Go back to bed, and if the same thing happens, get up again. “Trust that your sleep biology is very powerful. If you keep taking the wakefulness away from the bed, eventually you will be able to fall back asleep. It might not be within a timeframe that you’re happy with, but the awakenings will get shorter and less frequent.”
Try to stay awake
It’s what’s known as “paradoxical intention” says Hare. Lie down and keep your eyes open. “Sometimes trying to stay awake can bring about sleep – it’s very hard to keep your eyes open, even when you feel you’re wide awake.” It’s not something Hare recommends as a first strategy, but she has recommended it to people who claim they endure being awake for several hours in bed. “It’s unlikely they’re fully awake.

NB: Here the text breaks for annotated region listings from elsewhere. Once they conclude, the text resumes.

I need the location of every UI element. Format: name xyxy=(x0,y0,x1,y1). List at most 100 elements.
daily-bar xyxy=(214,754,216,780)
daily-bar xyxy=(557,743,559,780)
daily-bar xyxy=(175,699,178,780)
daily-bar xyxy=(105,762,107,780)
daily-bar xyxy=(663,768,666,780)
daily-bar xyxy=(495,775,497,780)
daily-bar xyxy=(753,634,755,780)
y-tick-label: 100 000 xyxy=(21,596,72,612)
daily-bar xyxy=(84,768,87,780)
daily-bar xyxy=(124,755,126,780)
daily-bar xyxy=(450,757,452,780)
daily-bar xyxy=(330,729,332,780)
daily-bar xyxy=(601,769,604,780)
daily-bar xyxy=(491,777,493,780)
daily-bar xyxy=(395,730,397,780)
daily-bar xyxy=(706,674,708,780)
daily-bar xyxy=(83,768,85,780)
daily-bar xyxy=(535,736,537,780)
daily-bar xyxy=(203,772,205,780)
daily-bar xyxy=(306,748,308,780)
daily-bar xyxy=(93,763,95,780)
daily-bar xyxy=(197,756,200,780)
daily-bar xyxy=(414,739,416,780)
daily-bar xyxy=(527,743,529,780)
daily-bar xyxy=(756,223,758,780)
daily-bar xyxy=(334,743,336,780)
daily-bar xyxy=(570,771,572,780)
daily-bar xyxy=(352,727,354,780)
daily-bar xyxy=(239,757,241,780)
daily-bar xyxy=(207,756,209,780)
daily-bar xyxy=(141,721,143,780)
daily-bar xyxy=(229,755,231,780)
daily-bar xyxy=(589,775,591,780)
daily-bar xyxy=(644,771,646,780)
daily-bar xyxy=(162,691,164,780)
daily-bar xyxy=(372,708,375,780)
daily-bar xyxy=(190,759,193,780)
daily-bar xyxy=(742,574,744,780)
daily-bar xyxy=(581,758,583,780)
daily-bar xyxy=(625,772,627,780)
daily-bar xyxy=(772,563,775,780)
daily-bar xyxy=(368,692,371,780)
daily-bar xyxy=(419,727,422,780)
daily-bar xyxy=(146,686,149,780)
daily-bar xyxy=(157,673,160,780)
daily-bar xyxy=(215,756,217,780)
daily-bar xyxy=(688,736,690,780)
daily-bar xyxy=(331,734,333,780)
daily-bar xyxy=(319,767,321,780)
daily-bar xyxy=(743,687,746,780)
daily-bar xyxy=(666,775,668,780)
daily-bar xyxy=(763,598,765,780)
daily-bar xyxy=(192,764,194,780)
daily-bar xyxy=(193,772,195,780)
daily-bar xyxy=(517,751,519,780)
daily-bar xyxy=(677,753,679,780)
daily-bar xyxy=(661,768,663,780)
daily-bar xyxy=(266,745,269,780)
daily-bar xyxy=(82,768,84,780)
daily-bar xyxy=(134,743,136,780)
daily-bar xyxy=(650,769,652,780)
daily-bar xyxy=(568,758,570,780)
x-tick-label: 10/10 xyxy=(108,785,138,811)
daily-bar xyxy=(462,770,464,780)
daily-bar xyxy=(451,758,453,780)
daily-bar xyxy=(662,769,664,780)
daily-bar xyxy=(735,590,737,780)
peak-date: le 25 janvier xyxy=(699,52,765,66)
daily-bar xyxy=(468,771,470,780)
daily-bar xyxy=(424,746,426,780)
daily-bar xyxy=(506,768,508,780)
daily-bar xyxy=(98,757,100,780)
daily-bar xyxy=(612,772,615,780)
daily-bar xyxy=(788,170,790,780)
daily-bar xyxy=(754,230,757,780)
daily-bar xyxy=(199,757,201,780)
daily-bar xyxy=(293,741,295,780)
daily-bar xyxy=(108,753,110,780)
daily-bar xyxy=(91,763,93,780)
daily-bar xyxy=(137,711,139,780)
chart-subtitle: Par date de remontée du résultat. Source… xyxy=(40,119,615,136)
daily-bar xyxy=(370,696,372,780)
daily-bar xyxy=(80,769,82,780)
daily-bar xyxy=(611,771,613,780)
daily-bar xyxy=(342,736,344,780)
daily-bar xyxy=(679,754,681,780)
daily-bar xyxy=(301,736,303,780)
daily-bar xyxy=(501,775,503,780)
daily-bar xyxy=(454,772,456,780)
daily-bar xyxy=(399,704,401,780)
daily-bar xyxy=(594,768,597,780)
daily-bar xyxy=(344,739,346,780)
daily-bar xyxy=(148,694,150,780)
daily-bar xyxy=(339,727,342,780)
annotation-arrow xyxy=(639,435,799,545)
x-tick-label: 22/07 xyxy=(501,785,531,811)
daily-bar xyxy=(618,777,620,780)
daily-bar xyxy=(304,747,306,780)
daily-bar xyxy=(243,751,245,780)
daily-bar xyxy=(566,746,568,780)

Why don’t you try to stay awake for that whole period and see what happens with your eyes open? The whole point is that instead of trying to sleep, it’s just adjusting that attention.”
Don’t give up and get up
With less than an hour before your alarm goes off, you might think you may as well get up, but Foster advises against this. If you can stay relaxed, “lie back and wait for the alarm clock to go off. Chances are, you will fall back to sleep and just that 15 or 20 minutes can be helpful in getting the sleep that you need. Even short sleep can be somewhat beneficial.”